2013年,刘小东游走在以色列和巴勒斯坦之间,画了一批画,每张画由两块画布组成,中间是一公分的距离,暗示无法愈合的巴以关系。
他说:“人生何尝不是如此,人与人,人与社会,人与自己的理想总是有些距离,我们总是一厢情愿地用一生的时间去弥补这些距离。”——于是他索性给自己最新出版的日记集取了个名字叫“一公分”。
《一公分》是刘小东从2004年至2014年期间在全世界各地写生时记下的日记。文字散淡,日子密集,有意气风发,也有心乱如麻,更多是奔波与劳作,辛苦与忍耐,一点一滴浇灌出如他所说——“熬出来”的十年光阴。
艺术家:刘小东
“其实也不是每天写,天天写作的人都是抑郁症,小心,别天天写日记。”刘小东说着笑了。“过一段时间想写了就写一点,通常是工作了一天之后,睡前很快记录一下,这一天都干了什么,写的时候不能想太多,因为想得太多就会睡不着。”
书中所记之事大多关于:到了什么地方,遇到些什么人,怎么画,出现了什么麻烦,怎么解决了,周围有些有什么朋友,工作之余的吃吃喝喝……诸如此类,杂沓琐碎,十年如一日,有枯躁,也能咂摸出滋味儿。缝隙间也有感时伤怀与劳骚抱怨,不过大都服从于庸常生活的框架适可而止,或者说,是服从于他对工作与自我的纪律,暗自消化。
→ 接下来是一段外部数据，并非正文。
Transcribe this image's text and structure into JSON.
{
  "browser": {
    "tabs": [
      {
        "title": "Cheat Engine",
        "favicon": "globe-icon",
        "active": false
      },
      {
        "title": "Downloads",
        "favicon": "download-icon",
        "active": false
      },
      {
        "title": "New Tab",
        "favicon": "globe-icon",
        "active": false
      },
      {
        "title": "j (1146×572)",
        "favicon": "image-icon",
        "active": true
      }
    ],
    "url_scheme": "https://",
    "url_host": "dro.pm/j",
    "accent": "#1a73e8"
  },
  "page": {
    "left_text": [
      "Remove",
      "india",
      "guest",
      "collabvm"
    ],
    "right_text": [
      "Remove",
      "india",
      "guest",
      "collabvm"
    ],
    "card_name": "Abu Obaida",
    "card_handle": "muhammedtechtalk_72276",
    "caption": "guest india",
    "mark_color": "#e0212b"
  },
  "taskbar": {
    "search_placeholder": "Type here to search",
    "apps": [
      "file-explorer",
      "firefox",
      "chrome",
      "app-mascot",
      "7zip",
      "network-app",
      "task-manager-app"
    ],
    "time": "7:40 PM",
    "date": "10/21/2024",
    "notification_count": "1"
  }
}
对于这些日记,刘小东说:“我觉得像是一种文字的速写,我更喜欢语言上的剪辑点,瞬间转化,‘前言不搭后语’是最有意思的。”——正是这种“转化”,不加修饰的文字具有一种节奏感。更多的日常性,对思绪与叙述的克制,或许是维持能“睡得着”的必须,倒也自成一体,形成了一种语言风格上的流畅与轻便,有随兴,也有分寸,处处呈现出来的是一个艺术家天生对万事万物的敏感与简洁的判断。
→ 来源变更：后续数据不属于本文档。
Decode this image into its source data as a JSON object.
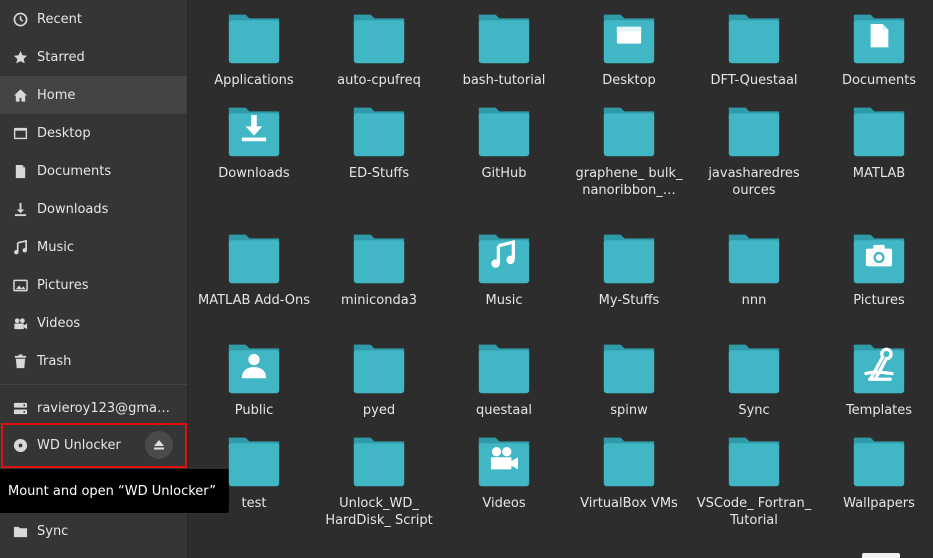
{
  "sidebar": {
    "items": [
      {
        "label": "Recent",
        "icon": "clock-icon"
      },
      {
        "label": "Starred",
        "icon": "star-icon"
      },
      {
        "label": "Home",
        "icon": "home-icon"
      },
      {
        "label": "Desktop",
        "icon": "desktop-icon"
      },
      {
        "label": "Documents",
        "icon": "document-icon"
      },
      {
        "label": "Downloads",
        "icon": "download-icon"
      },
      {
        "label": "Music",
        "icon": "music-icon"
      },
      {
        "label": "Pictures",
        "icon": "picture-icon"
      },
      {
        "label": "Videos",
        "icon": "video-icon"
      },
      {
        "label": "Trash",
        "icon": "trash-icon"
      }
    ],
    "network_account": "ravieroy123@gma…",
    "device": "WD Unlocker",
    "bottom_item": "Sync"
  },
  "tooltip": {
    "text": "Mount and open “WD Unlocker”"
  },
  "colors": {
    "folder": "#41b6c4",
    "folder_tab": "#2f9aa8",
    "sidebar_bg": "#353535",
    "content_bg": "#2d2d2d",
    "highlight": "#e01010"
  },
  "files": [
    {
      "name": "Applications",
      "emblem": ""
    },
    {
      "name": "auto-cpufreq",
      "emblem": ""
    },
    {
      "name": "bash-tutorial",
      "emblem": ""
    },
    {
      "name": "Desktop",
      "emblem": "desktop-icon"
    },
    {
      "name": "DFT-Questaal",
      "emblem": ""
    },
    {
      "name": "Documents",
      "emblem": "document-icon"
    },
    {
      "name": "Downloads",
      "emblem": "download-icon"
    },
    {
      "name": "ED-Stuffs",
      "emblem": ""
    },
    {
      "name": "GitHub",
      "emblem": ""
    },
    {
      "name": "graphene_ bulk_ nanoribbon_…",
      "emblem": ""
    },
    {
      "name": "javasharedres ources",
      "emblem": ""
    },
    {
      "name": "MATLAB",
      "emblem": ""
    },
    {
      "name": "MATLAB Add-Ons",
      "emblem": ""
    },
    {
      "name": "miniconda3",
      "emblem": ""
    },
    {
      "name": "Music",
      "emblem": "music-icon"
    },
    {
      "name": "My-Stuffs",
      "emblem": ""
    },
    {
      "name": "nnn",
      "emblem": ""
    },
    {
      "name": "Pictures",
      "emblem": "camera-icon"
    },
    {
      "name": "Public",
      "emblem": "person-icon"
    },
    {
      "name": "pyed",
      "emblem": ""
    },
    {
      "name": "questaal",
      "emblem": ""
    },
    {
      "name": "spinw",
      "emblem": ""
    },
    {
      "name": "Sync",
      "emblem": ""
    },
    {
      "name": "Templates",
      "emblem": "template-icon"
    },
    {
      "name": "test",
      "emblem": ""
    },
    {
      "name": "Unlock_WD_ HardDisk_ Script",
      "emblem": ""
    },
    {
      "name": "Videos",
      "emblem": "video-camera-icon"
    },
    {
      "name": "VirtualBox VMs",
      "emblem": ""
    },
    {
      "name": "VSCode_ Fortran_ Tutorial",
      "emblem": ""
    },
    {
      "name": "Wallpapers",
      "emblem": ""
    }
  ]
}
就好像他每次外出写生都会配合影像记录一样,日记也是一种文献,往往能在展览中起到重要的作用,刘小东并不否认写这些日记的“目的性”,它的私密性是有限的,但却透着他所能抵达的某种自然与本真,正像他的画儿。
“观看”与“被观看”
2005年的秋天,刘小东开始着手画日后让他名声大振的三峡题材。在此之前在03、04年,他己在画室中对着照片画过三峡,并举办了一个展览,他请关注三峡的朋友,作家阿城来给他的展览写前言,这才读到阿城对三峡所作的几十万字的笔记,有感于这一史无前例的人类建设运动,触动了他想要去亲历与记录下更多细节的冲动。
一位藏家愿意投资,刘小东找来贾樟柯拍摄记录片,以配合他的绘画,这也是刘小东第一次用影像记录他的绘画过程,这种工作方式同样延续到他日后几乎是每一次外出写生当中。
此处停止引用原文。